For a multivariable polynomial of degree t, how can you find the coefficients of monomials of degree t?

Question

Hello Mathematica StackExchange community,

I'm hoping that someone can be of help!

Let p be a fixed prime. I have a multivariable polynomial g (of degree t). I need a list of all the monomial terms of g which satisfy:

1. Degree of the monomial term is t.
2. Each of the exponents in the monomial term is less than or equal to p-2

I have been playing around with the Mathematica commands (MonomialList, Coefficient, CoefficientRules, Expand, etc.), but have not been successful in reaching my goal.

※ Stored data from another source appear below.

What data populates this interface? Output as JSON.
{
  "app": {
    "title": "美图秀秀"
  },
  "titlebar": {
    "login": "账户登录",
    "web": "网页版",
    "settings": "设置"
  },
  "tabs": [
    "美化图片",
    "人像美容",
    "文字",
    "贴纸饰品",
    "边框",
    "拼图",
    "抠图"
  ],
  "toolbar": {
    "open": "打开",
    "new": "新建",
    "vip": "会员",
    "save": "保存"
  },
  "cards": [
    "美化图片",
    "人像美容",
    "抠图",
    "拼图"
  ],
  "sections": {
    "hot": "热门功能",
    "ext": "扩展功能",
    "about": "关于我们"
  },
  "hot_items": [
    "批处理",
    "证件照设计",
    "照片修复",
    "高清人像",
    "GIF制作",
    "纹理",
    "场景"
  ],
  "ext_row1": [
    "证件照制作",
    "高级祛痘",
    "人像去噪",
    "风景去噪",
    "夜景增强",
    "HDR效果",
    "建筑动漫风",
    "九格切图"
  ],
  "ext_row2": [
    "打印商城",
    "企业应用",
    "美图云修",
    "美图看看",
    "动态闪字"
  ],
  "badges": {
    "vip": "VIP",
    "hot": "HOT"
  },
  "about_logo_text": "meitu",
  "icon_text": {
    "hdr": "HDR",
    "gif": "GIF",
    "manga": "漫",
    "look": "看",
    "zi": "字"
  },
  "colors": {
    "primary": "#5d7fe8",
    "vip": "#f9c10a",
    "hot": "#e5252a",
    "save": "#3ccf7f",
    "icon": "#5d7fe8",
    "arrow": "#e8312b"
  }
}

If anybody can provide some help, it is greatly appreciated! Thank you in advance.

Sincerely, Richard M. Low

UPDATE:---------------------------------

Due to kglr's help, I have been able to make some progress on my problem. Here is kglr's original Mathematica code:

ClearAll[x, y, z, f]
t = 4;
p = 5;
poly = (x + 2 y + z)^t + x^2;

f = Select[And[Total@# == t, Max[#] <= p - 2] &@Exponent[#, {x, y, z}] &];

selected = f@MonomialList[poly]

I'm hoping that kglr (or somebody else) can help me modify it slightly.

Since the typical polynomials that I will be working with may have (literally) billions (~ 6^14) of monomial terms, I would like for the output of f to be 1 monomial term (not the entire list) which satisfies the two conditions (in my original post) AND whose coefficient is not equal to 0 (mod p).

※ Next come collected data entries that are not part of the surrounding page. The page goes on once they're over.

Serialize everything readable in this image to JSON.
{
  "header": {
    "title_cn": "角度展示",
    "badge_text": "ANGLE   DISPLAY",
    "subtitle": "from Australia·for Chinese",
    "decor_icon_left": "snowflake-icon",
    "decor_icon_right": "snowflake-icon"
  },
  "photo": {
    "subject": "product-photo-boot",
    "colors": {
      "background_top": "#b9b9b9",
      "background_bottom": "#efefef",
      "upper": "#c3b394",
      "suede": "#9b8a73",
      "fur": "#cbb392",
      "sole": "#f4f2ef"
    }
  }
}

This will greatly decrease the runtime and memory usage of the Mathematica program. The runtime of the original Mathematica program went past several days and I ended up aborting the calculation.

Again, I appreciate any help that the Mathematica StackExchange can provide. I am completely incompetent in Mathematica programming.

Thank you in advance.

Sincerely, Richard M. Low

Answer 1

ClearAll[x, y, z, f]
t = 4;
p = 5;
poly = (x + 2 y + z)^t + x^2;

f = Select[And[Total@# == t, Max[#] <= p - 2] &@Exponent[#, {x, y, z}] &];

selected = f @ MonomialList[poly]

{8 x^3 y, 4 x^3 z, 24 x^2 y^2, 24 x^2 y z, 6 x^2 z^2, 32 x y^3, 48 x y^2 z, 24 x y z^2, 4 x z^3, 32 y^3 z, 24 y^2 z^2, 8 y z^3}

Complement[MonomialList @ poly, selected]

{x^2, x^4, 16 y^4, z^4}

Update: "I would like for the output of f to be 1 monomial term (not the entire list) which satisfies the two conditions."

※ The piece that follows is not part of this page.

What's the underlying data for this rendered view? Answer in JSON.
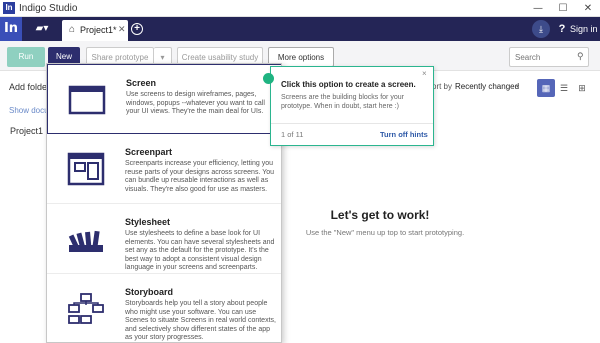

Just replace Select with SelectFirst:

f2 = SelectFirst[And[And[Total@# == t, Max[#] <= p - 2] &@Exponent[#, {x, y, z}], 
  Mod[# /. x | y | z -> 1, p] != 0] &]

selected2 = f2@MonomialList[poly]

8 x^3 y

Update 2: A faster approach: use Expand instead of MonomialList:

f2 @ Expand[poly]

8 x^3 y

Answer 2

It is also possible to use the output of CoefficientRules[] to get what is wanted. To wit,

With[{t = 4, p = 5},
     KeyValueMap[#2 Inner[Power, {x, y, z}, #1, Times] &, 
                 KeySelect[CoefficientRules[(x + 2 y + z)^t + x^2, {x, y, z}], 
                           Tr[#] == t && Max[#] <= p - 2 &]]]
   {8 x^3 y, 4 x^3 z, 24 x^2 y^2, 24 x^2 y z, 6 x^2 z^2, 32 x y^3, 48 x y^2 z,
    24 x y z^2, 4 x z^3, 32 y^3 z, 24 y^2 z^2, 8 y z^3}

To add in the further $\bmod p$ restriction, you can use another call to Select[]:

With[{t = 4, p = 5},
     KeyValueMap[#2 Inner[Power, {x, y, z}, #1, Times] &, 
                 Drop[Select[KeySelect[CoefficientRules[(x + 2 y + z)^t + x^2,
                                                        {x, y, z}], 
                                       Tr[#] == t && Max[#] <= p - 2 &],
                             ! Divisible[#, p] &], {2, -1}]]]
   {8 x^3 y}

where I use the explicit test Divisible[] for filtering.